If Dunbar is correct, then the number of states the world currently contains is already approaching the upper limit of a human brain’s capacity to process relationships. Technology, economics and warfare have enabled humans to develop a greater degree of geographic awareness of each other during the 20 th century than ever before, and the proliferation of states reflected that new awareness. But after the number of states grew beyond a comfortable size, something clicked inside the collective human neocortex. Regardless of language, ethnicity, or culture, very few of the current United Nations members speak idly about installing new states as part of their circle. Notwithstanding local conflicts (Israel-Palestine; Georgia-Abkhazia; Morocco-Western Sahara, and so on), Dunbar’s dictum tells us the global table is full.

Unlike the 20th century, when conflicts were often resolved by making new states or breaking up existing ones, the current times call for acknowledging human limitations in state organization and recognizing that other political forms of order (or disorder) will increasingly dominate the map. The constraints of our collective neocortex to handle more states suggest that non-state (or unrecognized state) structures will play more significant roles on the international stage than they have at previous times.

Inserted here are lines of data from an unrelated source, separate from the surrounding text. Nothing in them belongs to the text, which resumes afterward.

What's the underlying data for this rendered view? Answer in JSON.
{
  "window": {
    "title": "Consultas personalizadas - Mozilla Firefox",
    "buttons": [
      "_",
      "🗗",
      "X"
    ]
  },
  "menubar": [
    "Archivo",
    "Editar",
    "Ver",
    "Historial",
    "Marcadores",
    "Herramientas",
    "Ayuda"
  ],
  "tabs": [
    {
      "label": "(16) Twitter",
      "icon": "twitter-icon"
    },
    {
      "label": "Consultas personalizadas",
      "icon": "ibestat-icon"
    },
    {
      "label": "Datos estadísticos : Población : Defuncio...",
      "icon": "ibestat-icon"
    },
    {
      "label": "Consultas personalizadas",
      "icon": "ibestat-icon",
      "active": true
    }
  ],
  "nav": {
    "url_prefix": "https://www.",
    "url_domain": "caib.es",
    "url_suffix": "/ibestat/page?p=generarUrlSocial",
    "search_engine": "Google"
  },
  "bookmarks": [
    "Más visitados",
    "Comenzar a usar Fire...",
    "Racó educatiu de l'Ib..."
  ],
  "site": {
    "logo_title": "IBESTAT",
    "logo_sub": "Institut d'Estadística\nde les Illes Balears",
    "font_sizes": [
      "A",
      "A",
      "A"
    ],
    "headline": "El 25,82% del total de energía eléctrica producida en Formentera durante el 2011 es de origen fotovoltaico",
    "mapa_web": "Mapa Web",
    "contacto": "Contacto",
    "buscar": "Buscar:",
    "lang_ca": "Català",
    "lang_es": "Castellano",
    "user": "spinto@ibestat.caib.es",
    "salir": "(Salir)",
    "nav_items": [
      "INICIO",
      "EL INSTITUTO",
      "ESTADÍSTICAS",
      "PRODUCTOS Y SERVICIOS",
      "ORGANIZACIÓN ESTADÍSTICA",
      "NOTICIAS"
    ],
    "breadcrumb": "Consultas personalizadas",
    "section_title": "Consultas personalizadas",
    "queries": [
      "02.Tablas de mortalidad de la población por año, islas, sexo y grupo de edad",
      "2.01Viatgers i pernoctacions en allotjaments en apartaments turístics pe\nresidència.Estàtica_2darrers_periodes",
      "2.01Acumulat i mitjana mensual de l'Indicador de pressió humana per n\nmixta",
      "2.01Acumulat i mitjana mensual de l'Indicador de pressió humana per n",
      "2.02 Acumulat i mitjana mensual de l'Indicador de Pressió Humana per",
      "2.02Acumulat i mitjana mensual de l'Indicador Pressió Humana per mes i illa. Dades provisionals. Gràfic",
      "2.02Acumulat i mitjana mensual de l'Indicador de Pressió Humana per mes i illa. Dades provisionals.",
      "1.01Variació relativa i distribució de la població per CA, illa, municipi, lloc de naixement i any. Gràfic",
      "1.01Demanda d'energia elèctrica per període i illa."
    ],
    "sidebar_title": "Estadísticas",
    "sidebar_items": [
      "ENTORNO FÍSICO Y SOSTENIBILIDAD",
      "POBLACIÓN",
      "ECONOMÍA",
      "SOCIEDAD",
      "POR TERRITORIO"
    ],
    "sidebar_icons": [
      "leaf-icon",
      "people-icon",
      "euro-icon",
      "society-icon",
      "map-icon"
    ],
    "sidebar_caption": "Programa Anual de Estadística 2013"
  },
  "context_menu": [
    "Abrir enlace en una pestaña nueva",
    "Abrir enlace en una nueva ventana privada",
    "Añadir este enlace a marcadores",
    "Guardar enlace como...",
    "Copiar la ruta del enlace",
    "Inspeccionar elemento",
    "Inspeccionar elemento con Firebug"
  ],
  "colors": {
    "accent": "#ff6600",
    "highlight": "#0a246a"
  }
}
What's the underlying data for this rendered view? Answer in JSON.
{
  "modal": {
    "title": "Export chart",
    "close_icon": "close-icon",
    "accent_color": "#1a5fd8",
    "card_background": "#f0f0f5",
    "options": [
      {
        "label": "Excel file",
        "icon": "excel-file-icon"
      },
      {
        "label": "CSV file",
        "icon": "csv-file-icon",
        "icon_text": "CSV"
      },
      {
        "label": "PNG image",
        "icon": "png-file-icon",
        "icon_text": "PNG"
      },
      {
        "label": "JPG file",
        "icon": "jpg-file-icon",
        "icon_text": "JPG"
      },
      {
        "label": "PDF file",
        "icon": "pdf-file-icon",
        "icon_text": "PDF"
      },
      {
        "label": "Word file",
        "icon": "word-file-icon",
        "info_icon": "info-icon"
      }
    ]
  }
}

In the past, the most dominant nongovernment organizations who acted internationally did so, either explicitly or implicitly, on behalf of states. In the 21st century, informal institutions will act with self-determination in their own interests, either with or without the permission of other states. Both the energy corporations who fuel Kurdistan’s boom and the armed Sharia legislators of Al Qaeda’s Islamic State in Iraq and the Levant retain an interest in securing their writ of authority over as much terrain as possible. But these conglomerates and clans will neither seek nor receive formal international sanction for the ways and means they exercise governance.

Not having an internationally recognized country does not preclude informal and unconventional entities from operating within the international system. On the contrary, informal entities are more nimble and flexible within their element of the international system than if they were states. Kurdish energy companies do easy business with larger multinationals, even as Al Qaeda Sunni radical fighters import resources from their Saudi, Egyptian, and Yemeni sympathizers.

Global security professionals owe Dunbar some thanks for reminding us of the limits of the international state system—and about why the system exists in the first place. But the British anthropologist also illuminates the 21st century’s enduring dilemma: states will need to balance their own interests not against only other states, but also within the context of what seem to be an unlimited number of informal and unconventional structures. Because these structures multiply according to Dunbar’s principles along geographic, economic, ethnic, cultural, and religious interests, each existing state will have to identify which informal institutions are most profitable to its state’s health and which are most threatening.

Whether or not the magic number of states is 150 or 193 does not matter. Dunbar’s work suggests that humans seek an ordered way of relating to each other in a manner they can understand. This exists not just with people, but also with states, which represent people. In the 20th century, those limited relationships that provided for and threatened a state’s order were mostly other states. But in the future, the relationships that matter to states will often include informal structures. It’s too bad Dunbar cannot offer more insight on how our fragile neocortexes could better handle the modern chaos.
David J. Danelo is the director of field research at the Foreign Policy Research Institute of Philadelphia.